Lunedì, durante un summit sugli asset digitali ospitato dalla Vanderbilt University e dalla Blockchain Association, Atkins ha affermato che la proposta, presentata lo scorso mese, è stata inoltrata all’Ufficio per l’Informazione e gli Affari Regolatori (OIRA), una divisione dell’Office of Management and Budget che revisiona le normative federali prima della pubblicazione.
"Presto proporremo una regolamentazione crypto," ha detto Atkins. "Attualmente è all’OIRA, che costituisce il prossimo passo prima della pubblicazione, quindi è una cosa entusiasmante."
Il mese scorso, Atkins ha avanzato la sua proposta di safe harbor che includerebbe una "esenzione per le startup" per consentire agli stakeholder crypto di raccogliere capitali prevedendo anche tutele per gli investitori. L’esenzione permetterebbe di raccogliere una certa somma di denaro in un periodo di quattro anni fornendo specifiche informazioni divulgative.
Atkins aveva inoltre proposto una "esenzione safe harbor per contratti d’investimento", che andrebbe ad affiancare le linee guida interpretative basate sulla token taxonomy pubblicate dalla SEC a marzo.
Quella token taxonomy è stata un momento cruciale per gli operatori del settore crypto, rappresentando la prima volta in cui la SEC aveva fissato parametri chiari in un unico documento su quali e quando gli asset digitali sarebbero stati considerati titoli.
Regolamentazioni e ostacoli
Lo sforzo regolamentare arriva mentre i legislatori a Washington stanno lavorando su proposte di legge per regolamentare l'industria crypto a livello generale, ma negli ultimi dodici mesi si sono scontrati con diversi ostacoli.
Atkins ha affermato che la legge è necessaria perché i regolatori come la SEC "hanno bisogno di qualcosa di scolpito nella pietra." A differenza delle normative di agenzia, la legislazione fornisce un livello di permanenza meno vulnerabile ai cambiamenti delle amministrazioni presidenziali.
"Possiamo fare molto a livello regolamentare, ma dobbiamo assicurarci che attecchisca e non possa essere abrogato," ha detto Atkins lunedì.
Parallelamente, la SEC sta anche lavorando su un’esenzione per l’innovazione che potrebbe funzionare come una sorta di sandbox regolamentare per gli asset onchain.

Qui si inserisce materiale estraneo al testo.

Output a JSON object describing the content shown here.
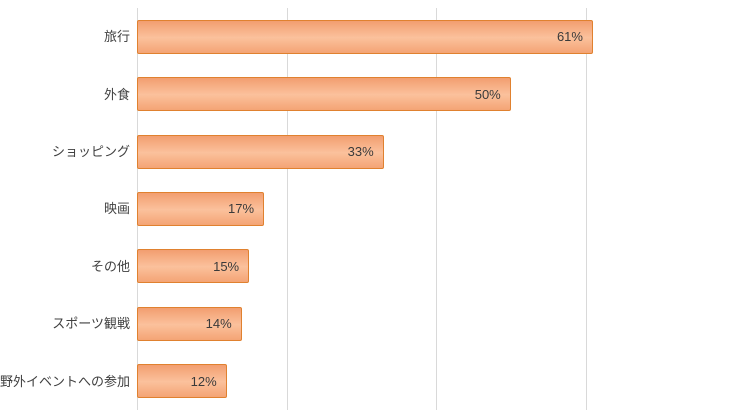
{
  "chart_data": {
    "type": "bar",
    "orientation": "horizontal",
    "title": "",
    "xlabel": "",
    "ylabel": "",
    "categories": [
      "旅行",
      "外食",
      "ショッピング",
      "映画",
      "その他",
      "スポーツ観戦",
      "野外イベントへの参加"
    ],
    "values": [
      61,
      50,
      33,
      17,
      15,
      14,
      12
    ],
    "value_labels": [
      "61%",
      "50%",
      "33%",
      "17%",
      "15%",
      "14%",
      "12%"
    ],
    "xlim": [
      0,
      80
    ],
    "gridline_interval": 20,
    "grid": true,
    "legend": false,
    "colors": {
      "bar_fill_top": "#f29e70",
      "bar_fill_mid": "#fbc19c",
      "bar_fill_bottom": "#f4a475",
      "bar_border": "#e0812f",
      "gridline": "#d9d9d9",
      "label_text": "#404040",
      "background": "#ffffff"
    }
  }
}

L’idea di un’esenzione ha alimentato il dibattito nell’ultimo anno tra sostenitori delle crypto e istituzioni finanziarie tradizionali, che sostengono che deroghe troppo ampie minino la tutela degli investitori e la sorveglianza del mercato.
Citadel Securities ha sollecitato la SEC a seguire una procedura di regolamentazione trasparente con avviso e commento pubblico, mentre la Blockchain Association ha affermato lunedì che una regolamentazione tradizionale non è essenziale. Il gruppo ha sostenuto che la SEC si è già basata in passato sulle esenzioni e che ne ha l'autorità.
Durante l’evento di lunedì, Atkins ha affermato che l’agenzia ha l’autorità per perseguire un’esenzione.
"Presto pubblicheremo i nostri parametri riguardo quell’esenzione per l’innovazione," ha detto Atkins. "Sono davvero entusiasta a riguardo. Penso che ci sia molto lavoro da fare su quel fronte."